C’est ça qui t’a croché?
Absolument. Maintenant, comment est-ce qu’on vit ceci à notre époque? On sait que c’est éphémère donc on le vit à fond dans une ambiance un peu d’anniversaire. C’est sûr qu’au niveau des textes tout a été écrit il y a 26 ans, donc je ne suis forcément pas la même personne. Avec certains je me sens complètement dedans, avec d’autres moins et je vois ceux-là avec un peu de distance, mais ce qui me fascine c’est qu’il y avait une énergie et une intensité dès le début. On a gardé peut-être l’intensité et on a compliqué la musique par la suite.
C’était plus simple…
Oui, les samplers étaient plus basiques, aussi…
Vous avez commencé tout de suite avec les samplers…ça m’a surpris il y a très longtemps quand je vous ai vus sur scène de constater qu’il n’y avait pas de guitares…
C’est ceci qui fait le son des Young Gods.
Vous étiez fans de tous ces groupes comme Fœtus ou Psychic TV?
Fœtus, oui; Psychic TV, moins.
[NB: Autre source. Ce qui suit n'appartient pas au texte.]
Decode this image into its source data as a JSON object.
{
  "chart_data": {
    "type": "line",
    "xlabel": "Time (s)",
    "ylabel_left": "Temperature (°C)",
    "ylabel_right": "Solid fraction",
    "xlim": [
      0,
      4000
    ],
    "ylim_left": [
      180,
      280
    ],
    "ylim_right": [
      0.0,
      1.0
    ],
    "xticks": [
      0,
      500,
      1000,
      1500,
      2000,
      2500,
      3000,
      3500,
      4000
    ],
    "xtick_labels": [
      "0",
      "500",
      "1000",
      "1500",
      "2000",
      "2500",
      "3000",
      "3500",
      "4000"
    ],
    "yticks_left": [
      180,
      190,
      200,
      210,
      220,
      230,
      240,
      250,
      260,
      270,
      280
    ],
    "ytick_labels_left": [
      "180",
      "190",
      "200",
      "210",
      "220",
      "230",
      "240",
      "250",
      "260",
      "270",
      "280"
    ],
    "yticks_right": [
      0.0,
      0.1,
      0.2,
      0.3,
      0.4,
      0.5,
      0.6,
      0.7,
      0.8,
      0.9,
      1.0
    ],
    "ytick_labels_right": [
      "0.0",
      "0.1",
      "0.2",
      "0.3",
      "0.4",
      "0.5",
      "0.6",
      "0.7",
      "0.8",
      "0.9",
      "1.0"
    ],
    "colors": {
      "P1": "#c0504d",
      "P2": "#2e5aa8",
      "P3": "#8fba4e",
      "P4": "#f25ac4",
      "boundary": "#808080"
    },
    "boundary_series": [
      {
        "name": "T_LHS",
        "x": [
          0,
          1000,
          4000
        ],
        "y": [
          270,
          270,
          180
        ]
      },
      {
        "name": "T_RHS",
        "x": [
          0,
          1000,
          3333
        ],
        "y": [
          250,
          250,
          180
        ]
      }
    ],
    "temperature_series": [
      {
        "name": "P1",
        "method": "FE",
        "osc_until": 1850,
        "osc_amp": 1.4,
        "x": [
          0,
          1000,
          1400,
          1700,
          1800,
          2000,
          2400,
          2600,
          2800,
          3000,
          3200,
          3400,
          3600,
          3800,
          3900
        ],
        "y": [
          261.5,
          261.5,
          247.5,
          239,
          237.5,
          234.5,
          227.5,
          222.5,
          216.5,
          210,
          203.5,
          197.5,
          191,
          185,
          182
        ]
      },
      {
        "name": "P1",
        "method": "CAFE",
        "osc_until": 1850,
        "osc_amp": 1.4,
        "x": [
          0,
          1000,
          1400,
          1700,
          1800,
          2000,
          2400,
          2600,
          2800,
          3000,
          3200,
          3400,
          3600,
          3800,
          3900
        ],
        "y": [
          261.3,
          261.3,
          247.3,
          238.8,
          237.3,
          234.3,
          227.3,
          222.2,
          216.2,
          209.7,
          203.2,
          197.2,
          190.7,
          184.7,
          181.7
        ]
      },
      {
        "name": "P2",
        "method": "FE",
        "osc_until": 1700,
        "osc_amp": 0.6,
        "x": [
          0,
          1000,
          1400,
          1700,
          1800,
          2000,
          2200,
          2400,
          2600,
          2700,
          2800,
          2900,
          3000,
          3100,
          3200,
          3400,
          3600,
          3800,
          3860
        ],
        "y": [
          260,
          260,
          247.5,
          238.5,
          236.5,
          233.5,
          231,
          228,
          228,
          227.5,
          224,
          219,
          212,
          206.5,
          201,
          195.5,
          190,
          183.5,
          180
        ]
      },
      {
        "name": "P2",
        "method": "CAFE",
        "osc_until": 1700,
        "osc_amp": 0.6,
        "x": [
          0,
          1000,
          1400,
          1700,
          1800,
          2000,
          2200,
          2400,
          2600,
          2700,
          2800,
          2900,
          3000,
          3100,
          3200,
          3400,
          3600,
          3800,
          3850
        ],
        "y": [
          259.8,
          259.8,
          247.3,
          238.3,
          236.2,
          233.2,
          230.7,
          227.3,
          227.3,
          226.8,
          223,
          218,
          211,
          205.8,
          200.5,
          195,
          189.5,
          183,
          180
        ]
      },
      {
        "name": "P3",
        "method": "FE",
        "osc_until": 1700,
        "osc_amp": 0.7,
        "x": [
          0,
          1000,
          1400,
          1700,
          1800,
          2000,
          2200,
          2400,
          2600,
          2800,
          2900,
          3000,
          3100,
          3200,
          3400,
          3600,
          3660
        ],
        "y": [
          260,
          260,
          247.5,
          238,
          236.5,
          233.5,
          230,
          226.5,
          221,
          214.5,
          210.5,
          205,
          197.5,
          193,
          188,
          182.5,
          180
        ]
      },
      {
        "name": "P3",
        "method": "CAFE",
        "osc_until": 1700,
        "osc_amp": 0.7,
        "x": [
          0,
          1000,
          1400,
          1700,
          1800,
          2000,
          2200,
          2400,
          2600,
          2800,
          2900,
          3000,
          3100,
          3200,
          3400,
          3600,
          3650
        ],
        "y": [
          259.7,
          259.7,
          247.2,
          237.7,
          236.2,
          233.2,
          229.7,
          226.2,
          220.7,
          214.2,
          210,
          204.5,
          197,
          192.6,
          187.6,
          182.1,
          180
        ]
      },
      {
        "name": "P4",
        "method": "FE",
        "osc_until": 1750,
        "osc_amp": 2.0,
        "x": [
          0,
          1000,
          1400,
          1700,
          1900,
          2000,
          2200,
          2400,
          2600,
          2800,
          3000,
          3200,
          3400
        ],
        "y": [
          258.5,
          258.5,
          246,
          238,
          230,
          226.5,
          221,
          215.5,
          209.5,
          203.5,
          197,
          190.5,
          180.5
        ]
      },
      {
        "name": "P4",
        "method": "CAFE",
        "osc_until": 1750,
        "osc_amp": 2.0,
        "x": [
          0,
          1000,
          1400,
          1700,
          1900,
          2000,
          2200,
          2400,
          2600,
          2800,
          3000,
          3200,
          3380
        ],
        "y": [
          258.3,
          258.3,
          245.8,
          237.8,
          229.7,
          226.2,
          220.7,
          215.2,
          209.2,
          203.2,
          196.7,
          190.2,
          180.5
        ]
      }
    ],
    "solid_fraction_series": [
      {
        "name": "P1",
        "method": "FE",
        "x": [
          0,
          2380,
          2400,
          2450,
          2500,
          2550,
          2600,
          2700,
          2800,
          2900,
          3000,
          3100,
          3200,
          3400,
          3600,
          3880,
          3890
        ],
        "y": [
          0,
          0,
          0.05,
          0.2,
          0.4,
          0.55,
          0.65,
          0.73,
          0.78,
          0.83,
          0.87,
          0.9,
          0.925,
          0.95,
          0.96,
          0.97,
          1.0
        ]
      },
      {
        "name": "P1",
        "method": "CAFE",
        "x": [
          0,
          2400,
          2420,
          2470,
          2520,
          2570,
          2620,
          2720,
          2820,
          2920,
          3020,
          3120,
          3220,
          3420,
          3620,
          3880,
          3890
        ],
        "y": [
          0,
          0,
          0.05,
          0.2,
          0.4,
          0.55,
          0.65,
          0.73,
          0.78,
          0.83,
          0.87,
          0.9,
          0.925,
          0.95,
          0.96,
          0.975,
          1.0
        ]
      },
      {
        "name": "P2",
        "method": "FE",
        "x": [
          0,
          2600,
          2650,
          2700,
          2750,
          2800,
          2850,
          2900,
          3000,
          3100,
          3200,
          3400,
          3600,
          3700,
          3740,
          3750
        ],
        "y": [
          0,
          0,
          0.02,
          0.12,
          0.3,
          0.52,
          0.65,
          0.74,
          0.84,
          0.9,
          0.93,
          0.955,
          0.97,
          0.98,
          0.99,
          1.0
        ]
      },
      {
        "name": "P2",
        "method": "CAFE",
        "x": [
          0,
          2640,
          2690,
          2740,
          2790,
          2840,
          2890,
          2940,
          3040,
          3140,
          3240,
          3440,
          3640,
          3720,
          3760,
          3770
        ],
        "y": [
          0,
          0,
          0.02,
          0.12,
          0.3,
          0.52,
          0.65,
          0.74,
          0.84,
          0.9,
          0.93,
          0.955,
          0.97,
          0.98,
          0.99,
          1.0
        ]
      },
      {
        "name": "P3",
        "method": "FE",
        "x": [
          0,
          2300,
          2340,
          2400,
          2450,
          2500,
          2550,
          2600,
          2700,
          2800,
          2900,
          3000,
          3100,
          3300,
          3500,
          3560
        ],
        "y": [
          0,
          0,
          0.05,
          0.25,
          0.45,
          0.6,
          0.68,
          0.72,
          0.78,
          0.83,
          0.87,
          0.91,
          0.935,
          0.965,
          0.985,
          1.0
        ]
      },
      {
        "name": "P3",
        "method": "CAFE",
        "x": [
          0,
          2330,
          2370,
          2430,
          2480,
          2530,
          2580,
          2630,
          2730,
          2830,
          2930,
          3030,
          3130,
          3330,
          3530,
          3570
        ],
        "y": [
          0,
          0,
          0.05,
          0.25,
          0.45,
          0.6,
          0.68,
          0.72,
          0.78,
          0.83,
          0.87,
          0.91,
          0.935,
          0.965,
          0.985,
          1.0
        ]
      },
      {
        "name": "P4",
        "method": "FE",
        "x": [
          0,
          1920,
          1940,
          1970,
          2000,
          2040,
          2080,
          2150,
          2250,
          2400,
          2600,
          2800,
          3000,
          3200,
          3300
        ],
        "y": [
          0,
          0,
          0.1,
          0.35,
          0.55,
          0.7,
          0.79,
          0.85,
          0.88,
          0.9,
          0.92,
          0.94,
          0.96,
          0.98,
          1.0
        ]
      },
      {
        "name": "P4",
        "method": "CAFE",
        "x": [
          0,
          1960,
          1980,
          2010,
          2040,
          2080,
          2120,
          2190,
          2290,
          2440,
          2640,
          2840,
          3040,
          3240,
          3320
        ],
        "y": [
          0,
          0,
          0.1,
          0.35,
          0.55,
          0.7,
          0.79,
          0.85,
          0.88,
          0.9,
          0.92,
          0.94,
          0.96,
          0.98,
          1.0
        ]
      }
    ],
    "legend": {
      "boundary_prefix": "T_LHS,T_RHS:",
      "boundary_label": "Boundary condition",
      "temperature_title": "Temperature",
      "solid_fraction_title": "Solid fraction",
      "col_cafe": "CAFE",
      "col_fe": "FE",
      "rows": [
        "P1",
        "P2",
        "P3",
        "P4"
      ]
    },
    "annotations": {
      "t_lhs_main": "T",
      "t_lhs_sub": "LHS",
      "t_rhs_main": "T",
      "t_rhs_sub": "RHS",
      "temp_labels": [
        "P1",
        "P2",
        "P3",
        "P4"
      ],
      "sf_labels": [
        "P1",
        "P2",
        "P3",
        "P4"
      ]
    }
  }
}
J’aimais les Swans, Einsturzende Neubauten, le groupe allemand, mais aussi plein d’autres choses. Dans le style, j’aimais bien Front 242 mais aussi je venais d’un background punk, en plus de trucs des années 60 et 70: Kraut rock, tous les vieux trucs hippies, Woodstock, Hendrix, la palette elle est large. Ce n’est pas parce que tu fais un style que tu n’écoutes que ça. J’ai fait de la guitare classique pendant 12 ans.
Ce qu’on entend sur album, c’est ta guitare samplée?
Il y a cela, mais il y a aussi beaucoup de trucs qu’on a piqués sur des disques.
Il n’y avait pas de soucis avec les droits d’auteur?
Cela a commencé avec TV SKY, en 1992, notre quatrième album. On essayait quand même de faire en sorte que même les gens qu’on samplait ne s’y reconnaissent pas.
Vous aimiez KLF et les samplers dans la musique dance?
La musique dance des années 90s était ce qu’il y avait de mieux à l’époque, tout le rock était entrain de s’endormir.
Tu disais que tu faisais partie du Fri-Son?
Oui, je faisais partie de la première équipe, j’étais dans la technique. Je m’occuper de faire du son et du mixage.
C’était les débuts, avec la Rote Fabrik, la Dolce Vita et le Fri-son qui commençaient…
La Rote Fabrik a été le modèle. On trainait pas mal à Zurich, on allait aux concerts et ça nous donnait la motivation pour qu’on fasse quelque chose à Fribourg car on avait marre de se déplacer. À Genève, il n’y avait rien encore. Là-bas, on faisait des «concerts sauvages».
Il n’y avait pas l’Usine à Genève?
Non, avec les Gods on faisait justement les concerts sauvages. C’était les années où il fallait tout faire par soi-même.
C’était quoi les concerts sauvages?
C’était le collectif qui est devenu l’Usine, par la suite: État d’urgence. Ils organisaient des concerts dans une maison désaffectée et puis ils annonçaient la soirée trois ou quatre jours à l’avance, mais pas le lieu. Le lieu était communiqué le jour même.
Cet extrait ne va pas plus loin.